Tuesday, 16 October 2012

15 October 2012

11.46am in the UK, 1.46pm in Turkey, and we're somewhere in between

Airports are the world's greatest places for people watching. It is where the great and the good all go when they need to go somewhere else. They tie together all walks of life, all nationalities, all income levels.

Airports are also some of the strictest places in the world. That's why they make such good places for people watching. The rules are made for everyone but a few special people.

Special in their own heads anyway.

For example, this morning going through airport security, the woman ahead of David and I in the queue was asked if she had any liquids in her carry on bags. The exchange went like this:

Woman: No. Oh wait. Does ibuprofen gel count?

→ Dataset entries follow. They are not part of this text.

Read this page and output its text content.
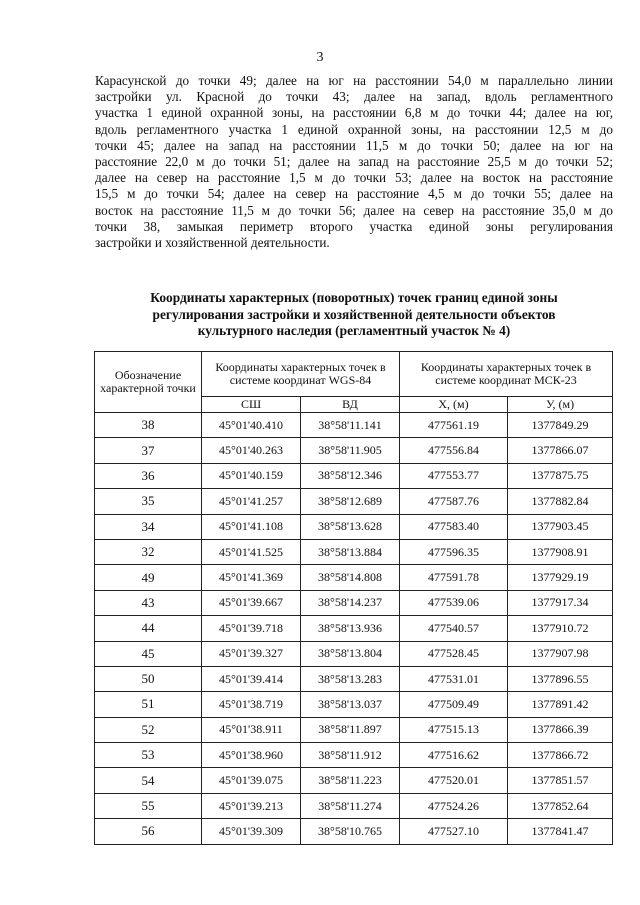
3
Карасунской до точки 49; далее на юг на расстоянии 54,0 м параллельно линии
застройки ул. Красной до точки 43; далее на запад, вдоль регламентного
участка 1 единой охранной зоны, на расстоянии 6,8 м до точки 44; далее на юг,
вдоль регламентного участка 1 единой охранной зоны, на расстоянии 12,5 м до
точки 45; далее на запад на расстоянии 11,5 м до точки 50; далее на юг на
расстояние 22,0 м до точки 51; далее на запад на расстояние 25,5 м до точки 52;
далее на север на расстояние 1,5 м до точки 53; далее на восток на расстояние
15,5 м до точки 54; далее на север на расстояние 4,5 м до точки 55; далее на
восток на расстояние 11,5 м до точки 56; далее на север на расстояние 35,0 м до
точки 38, замыкая периметр второго участка единой зоны регулирования
застройки и хозяйственной деятельности.
Координаты характерных (поворотных) точек границ единой зоны
регулирования застройки и хозяйственной деятельности объектов
культурного наследия (регламентный участок № 4)
Обозначение характерной точки	Координаты характерных точек в системе координат WGS-84		Координаты характерных точек в системе координат МСК-23	
	СШ	ВД	X, (м)	У, (м)
38	45°01'40.410	38°58'11.141	477561.19	1377849.29
37	45°01'40.263	38°58'11.905	477556.84	1377866.07
36	45°01'40.159	38°58'12.346	477553.77	1377875.75
35	45°01'41.257	38°58'12.689	477587.76	1377882.84
34	45°01'41.108	38°58'13.628	477583.40	1377903.45
32	45°01'41.525	38°58'13.884	477596.35	1377908.91
49	45°01'41.369	38°58'14.808	477591.78	1377929.19
43	45°01'39.667	38°58'14.237	477539.06	1377917.34
44	45°01'39.718	38°58'13.936	477540.57	1377910.72
45	45°01'39.327	38°58'13.804	477528.45	1377907.98
50	45°01'39.414	38°58'13.283	477531.01	1377896.55
51	45°01'38.719	38°58'13.037	477509.49	1377891.42
52	45°01'38.911	38°58'11.897	477515.13	1377866.39
53	45°01'38.960	38°58'11.912	477516.62	1377866.72
54	45°01'39.075	38°58'11.223	477520.01	1377851.57
55	45°01'39.213	38°58'11.274	477524.26	1377852.64
56	45°01'39.309	38°58'10.765	477527.10	1377841.47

Security: Yes. Please take it out of your bag. [Woman opens bag.]. What is this?

Woman: A drink. Does that count? I already drank most of it.

Security: I will have to dispose of it.

Woman: (in a huff). If you must.

Security: Anything else?

Woman: No.

[Bag goes through x-ray.]

Security: Excuse me, I need to look in your bag. There appears to be liquid in it.

Woman: (in a bigger huff). Fine.

Security: What is this?

Woman: A carton of Ribena.

Security: I will have to dispose of it. Now your bag needs to go back through the scanner. [Puts bag through scanner.]. I'm sorry, there seems to be something else ...

I will end it there. I didn't know whether to be annoyed she was holding everyone up or piss myself laughing. I decided to keep a straight face. She had more tattoos than I do. Bigger ones, too.

Unfortunately she is also on our flight. Oh please don't let her be in our hotel as well!

Now we're on our Thomas Cook flight somewhere over Europe. I can't see enough land to be able to tell which part, although we cleared Belgium, Luxembourg and Germany a while back.




We have survived the airline food and resisted the urge to pay extra for special headsets to let us hear the in-flight film (advertised as "Spider-Man" but actually "Rock of Ages"). And, as the sun is over the yard-arm, which is David's measurement by which he judges whether one has class or not, so a celebratory drink in celebration of our latest holiday is in order.




3.52pm in Bodrum, Turkey

Well that was one of the easiest passport control experiences I've had, apart from returning to the UK from Dublin! Show your passport, pay $20 for a visa, show your passport again, get your baggage. I was expecting something like the turmoil of the airport in Tunisia because of the things I had read online.

The approach to this airport is the most scenic I've ever seen. Round and round the mountains we went. For a while I thought the airport must be on a mountain! I couldn't take pictures, as much as I really wanted to, because the "no electronics are to be switched on because you'll crash the plane" rule was in force.

Now it's the usual package holiday experience of wait for everyone to get on the coach for dropping off at the various hotels on route. At least the coach is air conditioned! It's very hot here - thank goodness!




5.27pm World of Wonders Hotel Room 1314, Bodrum, Turkey

Just checked in and made it to our room. Dead mouse in bathtub. I want to cry.

5.45pm World of Wonders Hotel Room 1345, Bodrum, Turkey

Room change. Same size but with a sea view instead of a view of kids playing football. And no dead mouse in the bathtub.




6.42pm

Starting to relax a bit now. This helps:


The order of the evening is a drink on the terrace, some food and sleep!

7.37pm

I am stuffed full of cheese, tzatziki, hummous, baklava, smoked mackerel and anchovies.

Yes, I said anchovies. Delish.

I saw a very "cute couple" in the restaurant, obviously on their first holiday together. So sweet. Until they finished eating and he got up to leave.

"Darling," she said. "You're supposed to pull my chair out for me so I can stand up."

I think he wanted to swear at her and he didn't pull her chair out.